Artist: Anika Schneider

October 28 – December 7, 2024
Reception: Thursday, November 7 from 5-7 p.m.
Artist talk: 6 p.m.
Location: Gorecki Gallery, CSB

Double consciousness is a social philosophy originally describing the experience of black Americans post slavery. It has since become a framework of understanding oppressed peoples in an oppressive world, in which Black Americans must look at themselves through the eyes of a racist white society. Here I am using double consciousness to literally double myself, in this self-portrait. In making this exhibition, I reflect upon how my understanding of my own Chinese identity is often shaped through others’ perception of me. I am constantly mulling over comments I’ve received over my appearance and identity and how those comments have shaped how I perceived myself growing up.

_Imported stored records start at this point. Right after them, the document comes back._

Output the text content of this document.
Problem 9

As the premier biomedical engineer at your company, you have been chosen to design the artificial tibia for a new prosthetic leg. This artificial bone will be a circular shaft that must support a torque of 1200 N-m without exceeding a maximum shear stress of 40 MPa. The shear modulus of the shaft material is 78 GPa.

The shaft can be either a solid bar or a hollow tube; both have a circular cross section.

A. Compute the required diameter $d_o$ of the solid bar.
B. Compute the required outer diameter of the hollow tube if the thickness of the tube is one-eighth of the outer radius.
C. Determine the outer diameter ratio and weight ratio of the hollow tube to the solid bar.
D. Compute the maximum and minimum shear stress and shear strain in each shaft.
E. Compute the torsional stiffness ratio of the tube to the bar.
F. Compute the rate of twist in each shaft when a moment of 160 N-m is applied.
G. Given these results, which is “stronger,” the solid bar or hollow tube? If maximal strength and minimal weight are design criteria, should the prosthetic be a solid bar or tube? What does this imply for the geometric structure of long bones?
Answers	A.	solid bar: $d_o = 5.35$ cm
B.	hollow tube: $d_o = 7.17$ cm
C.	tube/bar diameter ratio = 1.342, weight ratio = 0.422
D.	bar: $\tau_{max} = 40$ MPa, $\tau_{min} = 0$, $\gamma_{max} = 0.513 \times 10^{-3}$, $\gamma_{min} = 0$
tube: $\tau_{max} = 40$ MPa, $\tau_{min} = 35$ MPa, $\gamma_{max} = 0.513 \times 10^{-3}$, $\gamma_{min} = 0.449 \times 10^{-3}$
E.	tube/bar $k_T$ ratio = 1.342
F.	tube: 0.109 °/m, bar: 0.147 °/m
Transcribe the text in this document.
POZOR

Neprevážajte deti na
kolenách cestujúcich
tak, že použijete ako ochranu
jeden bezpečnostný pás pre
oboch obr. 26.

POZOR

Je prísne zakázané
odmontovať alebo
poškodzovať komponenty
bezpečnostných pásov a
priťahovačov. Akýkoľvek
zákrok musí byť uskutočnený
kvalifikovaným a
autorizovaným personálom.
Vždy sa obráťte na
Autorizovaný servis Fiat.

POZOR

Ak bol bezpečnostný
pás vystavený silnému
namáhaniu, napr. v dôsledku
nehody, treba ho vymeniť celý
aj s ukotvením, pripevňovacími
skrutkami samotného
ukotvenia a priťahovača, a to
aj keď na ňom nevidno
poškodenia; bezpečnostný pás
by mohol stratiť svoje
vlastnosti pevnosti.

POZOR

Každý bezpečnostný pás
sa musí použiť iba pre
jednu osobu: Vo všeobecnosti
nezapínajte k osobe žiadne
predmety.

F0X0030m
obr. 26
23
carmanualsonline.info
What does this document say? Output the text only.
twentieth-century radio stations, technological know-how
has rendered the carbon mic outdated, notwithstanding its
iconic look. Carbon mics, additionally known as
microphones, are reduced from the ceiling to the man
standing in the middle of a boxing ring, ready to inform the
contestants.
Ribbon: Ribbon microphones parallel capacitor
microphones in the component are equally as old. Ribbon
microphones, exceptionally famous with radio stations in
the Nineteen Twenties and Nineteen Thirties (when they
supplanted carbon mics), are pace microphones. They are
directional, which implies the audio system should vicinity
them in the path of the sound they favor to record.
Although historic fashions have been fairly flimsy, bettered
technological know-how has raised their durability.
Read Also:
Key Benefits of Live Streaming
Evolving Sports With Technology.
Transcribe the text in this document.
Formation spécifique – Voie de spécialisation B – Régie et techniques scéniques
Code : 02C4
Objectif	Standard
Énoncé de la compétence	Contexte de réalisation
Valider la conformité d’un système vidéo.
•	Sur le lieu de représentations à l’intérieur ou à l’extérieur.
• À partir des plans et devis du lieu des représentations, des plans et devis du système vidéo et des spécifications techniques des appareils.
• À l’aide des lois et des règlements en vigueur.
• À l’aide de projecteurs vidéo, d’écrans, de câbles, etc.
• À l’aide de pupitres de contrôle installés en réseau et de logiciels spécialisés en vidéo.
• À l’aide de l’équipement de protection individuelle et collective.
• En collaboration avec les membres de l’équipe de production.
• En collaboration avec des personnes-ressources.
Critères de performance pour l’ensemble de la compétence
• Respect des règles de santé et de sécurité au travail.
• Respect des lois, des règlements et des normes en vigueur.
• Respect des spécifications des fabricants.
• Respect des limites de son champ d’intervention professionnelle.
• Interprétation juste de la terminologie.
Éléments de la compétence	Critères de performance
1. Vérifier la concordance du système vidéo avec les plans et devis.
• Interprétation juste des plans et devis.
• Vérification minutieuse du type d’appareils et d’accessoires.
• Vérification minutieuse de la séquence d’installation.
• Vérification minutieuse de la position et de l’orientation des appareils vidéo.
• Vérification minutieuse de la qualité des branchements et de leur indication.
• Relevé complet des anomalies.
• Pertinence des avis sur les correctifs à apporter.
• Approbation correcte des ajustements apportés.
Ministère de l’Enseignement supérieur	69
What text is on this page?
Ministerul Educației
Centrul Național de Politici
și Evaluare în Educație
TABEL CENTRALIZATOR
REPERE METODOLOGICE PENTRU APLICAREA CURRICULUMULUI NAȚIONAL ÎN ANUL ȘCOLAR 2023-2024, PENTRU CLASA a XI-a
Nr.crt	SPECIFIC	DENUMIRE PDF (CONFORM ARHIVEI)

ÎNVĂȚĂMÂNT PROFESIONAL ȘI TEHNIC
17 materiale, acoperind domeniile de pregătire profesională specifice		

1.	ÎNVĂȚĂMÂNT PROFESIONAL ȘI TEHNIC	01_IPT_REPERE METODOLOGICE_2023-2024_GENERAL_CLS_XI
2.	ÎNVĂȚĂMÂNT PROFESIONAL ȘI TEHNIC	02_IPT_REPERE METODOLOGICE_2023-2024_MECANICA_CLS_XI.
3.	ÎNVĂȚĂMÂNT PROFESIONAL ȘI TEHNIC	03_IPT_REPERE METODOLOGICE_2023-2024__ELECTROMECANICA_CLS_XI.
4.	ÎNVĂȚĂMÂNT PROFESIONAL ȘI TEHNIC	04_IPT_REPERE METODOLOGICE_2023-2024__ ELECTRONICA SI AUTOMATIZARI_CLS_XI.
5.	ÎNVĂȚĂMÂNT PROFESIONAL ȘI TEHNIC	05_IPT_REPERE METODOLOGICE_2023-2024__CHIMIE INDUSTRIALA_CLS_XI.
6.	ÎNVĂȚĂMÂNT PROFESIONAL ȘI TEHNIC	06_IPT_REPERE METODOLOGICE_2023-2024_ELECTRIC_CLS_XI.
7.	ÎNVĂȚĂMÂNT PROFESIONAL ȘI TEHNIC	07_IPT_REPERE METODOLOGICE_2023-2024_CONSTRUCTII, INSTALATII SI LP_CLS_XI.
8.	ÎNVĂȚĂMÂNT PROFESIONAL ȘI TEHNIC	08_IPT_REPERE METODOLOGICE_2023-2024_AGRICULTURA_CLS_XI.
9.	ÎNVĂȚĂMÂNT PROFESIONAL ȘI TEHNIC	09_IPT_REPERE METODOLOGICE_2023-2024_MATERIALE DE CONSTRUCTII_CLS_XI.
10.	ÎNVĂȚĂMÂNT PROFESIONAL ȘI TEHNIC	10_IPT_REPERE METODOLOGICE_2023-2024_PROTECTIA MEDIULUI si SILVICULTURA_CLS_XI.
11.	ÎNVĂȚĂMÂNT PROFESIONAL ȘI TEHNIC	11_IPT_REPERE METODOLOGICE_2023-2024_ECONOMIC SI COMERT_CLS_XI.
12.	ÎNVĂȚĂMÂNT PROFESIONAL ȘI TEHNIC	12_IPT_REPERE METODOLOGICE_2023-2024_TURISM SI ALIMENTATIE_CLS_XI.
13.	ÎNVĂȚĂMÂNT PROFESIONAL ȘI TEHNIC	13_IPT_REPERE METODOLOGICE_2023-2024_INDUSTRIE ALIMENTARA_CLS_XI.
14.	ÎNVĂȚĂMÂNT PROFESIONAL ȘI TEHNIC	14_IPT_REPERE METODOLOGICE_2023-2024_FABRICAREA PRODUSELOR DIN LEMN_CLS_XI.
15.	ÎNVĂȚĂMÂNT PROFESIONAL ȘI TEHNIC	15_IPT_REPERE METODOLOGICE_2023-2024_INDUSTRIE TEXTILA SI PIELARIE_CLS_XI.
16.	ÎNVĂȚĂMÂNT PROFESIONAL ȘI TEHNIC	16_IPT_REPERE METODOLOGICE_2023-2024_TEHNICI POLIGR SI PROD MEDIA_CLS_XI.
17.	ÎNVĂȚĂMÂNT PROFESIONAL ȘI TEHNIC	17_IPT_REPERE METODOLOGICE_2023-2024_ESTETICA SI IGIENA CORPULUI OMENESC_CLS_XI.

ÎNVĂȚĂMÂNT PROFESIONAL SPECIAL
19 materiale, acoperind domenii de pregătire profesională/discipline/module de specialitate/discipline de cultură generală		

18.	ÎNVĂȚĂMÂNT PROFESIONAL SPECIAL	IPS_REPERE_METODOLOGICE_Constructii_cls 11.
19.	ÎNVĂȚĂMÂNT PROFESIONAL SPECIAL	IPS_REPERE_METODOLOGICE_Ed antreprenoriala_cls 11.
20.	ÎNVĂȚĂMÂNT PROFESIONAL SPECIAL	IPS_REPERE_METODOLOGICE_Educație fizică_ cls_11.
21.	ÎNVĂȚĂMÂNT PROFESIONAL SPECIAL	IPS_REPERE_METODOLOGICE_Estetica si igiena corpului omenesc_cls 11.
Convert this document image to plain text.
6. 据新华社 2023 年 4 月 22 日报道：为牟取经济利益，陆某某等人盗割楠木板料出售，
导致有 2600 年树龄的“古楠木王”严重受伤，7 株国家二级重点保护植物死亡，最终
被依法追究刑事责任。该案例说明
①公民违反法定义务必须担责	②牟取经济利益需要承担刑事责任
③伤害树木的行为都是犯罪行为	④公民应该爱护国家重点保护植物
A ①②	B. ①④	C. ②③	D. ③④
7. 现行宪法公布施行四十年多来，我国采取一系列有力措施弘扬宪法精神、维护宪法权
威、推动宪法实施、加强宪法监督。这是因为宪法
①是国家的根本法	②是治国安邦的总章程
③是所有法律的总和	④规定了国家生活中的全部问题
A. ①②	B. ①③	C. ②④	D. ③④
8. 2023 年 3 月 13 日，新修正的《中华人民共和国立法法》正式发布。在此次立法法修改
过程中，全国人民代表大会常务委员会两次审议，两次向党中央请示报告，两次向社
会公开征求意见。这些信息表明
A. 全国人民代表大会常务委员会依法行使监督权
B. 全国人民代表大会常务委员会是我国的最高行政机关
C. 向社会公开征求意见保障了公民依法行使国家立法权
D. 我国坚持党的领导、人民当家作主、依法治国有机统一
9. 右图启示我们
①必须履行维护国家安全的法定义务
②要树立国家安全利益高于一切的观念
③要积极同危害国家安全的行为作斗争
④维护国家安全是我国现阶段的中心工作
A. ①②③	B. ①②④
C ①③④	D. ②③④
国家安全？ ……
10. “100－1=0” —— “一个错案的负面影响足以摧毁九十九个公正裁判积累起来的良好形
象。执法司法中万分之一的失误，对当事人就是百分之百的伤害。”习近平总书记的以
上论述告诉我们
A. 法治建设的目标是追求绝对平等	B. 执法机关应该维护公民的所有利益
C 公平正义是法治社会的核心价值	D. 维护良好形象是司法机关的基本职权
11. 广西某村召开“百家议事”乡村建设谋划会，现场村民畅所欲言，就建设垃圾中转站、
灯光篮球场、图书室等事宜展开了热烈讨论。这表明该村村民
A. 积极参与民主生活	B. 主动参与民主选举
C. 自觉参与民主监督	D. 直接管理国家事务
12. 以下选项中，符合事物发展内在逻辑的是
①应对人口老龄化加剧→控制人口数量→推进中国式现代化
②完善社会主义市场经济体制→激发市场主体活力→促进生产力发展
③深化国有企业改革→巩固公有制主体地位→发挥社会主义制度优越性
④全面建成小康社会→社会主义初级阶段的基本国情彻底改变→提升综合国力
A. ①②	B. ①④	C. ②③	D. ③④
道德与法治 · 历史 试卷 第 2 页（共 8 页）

In my work I often double myself in various ways, to visually double my gaze of looking within myself and back at myself through another’s gaze. Double happiness, 囍, visually resembles 88 making it particularly auspicious for Chinese people. While there is loss and cultural nostalgia in this work there are also moments of humor for the joy of growing up in a messy mixed immigrant family. This exhibition uses botanical and animal elements in a way that subverts, reclaims, and mirrors Europeans’ invention of chinoiserie, something that is not at all Chinese but is based upon Chineseness as a metaphor for my own understanding of self. The animals in my work are based on memories of animals I grew up with as pets, but also draw on a deeper Chinese memory. With the animals, I also reference Chinese stories and fables, I have either heard or that were alluded to in conversation. These animals are amalgamations of my pets and Chinese storytelling, becoming characters in my visual narrative.

Photo credit: Seth Dahlseid


Anika Schneider is a fiscal year 2024 Recipient of a Creative Individuals grant from the Minnesota State Arts Board. This activity is made possible by the voters of Minnesota through a grant from the MN State Arts Board, thanks to a legislative appropriation from the arts and cultural heritage fund.

CSB Gorecki Gallery Hours:
Monday – Saturday: 10 a.m. – 9 p.m.

table with food and chopsticks.

Minnesota State Arts Board grant logo




Yogi Not Yogi – The Messenger

Artist: David Ruhlman

January 21 – March 11, 2025
Reception: Thursday, February 13 from 5-7 p.m.
Artist talk: 6 p.m.
Location: Alice R Rogers and Target Galleries

Yogi Not Yogi – The Messenger will feature paintings, found objects, sculptures and mixed media. The beginning of my fascination with the dual nature of the Yogi began about 20 years ago when I purchased a painting of a Yogi & Yogi Bear. I became fascinated by the duality of these figures and the outliers of belief.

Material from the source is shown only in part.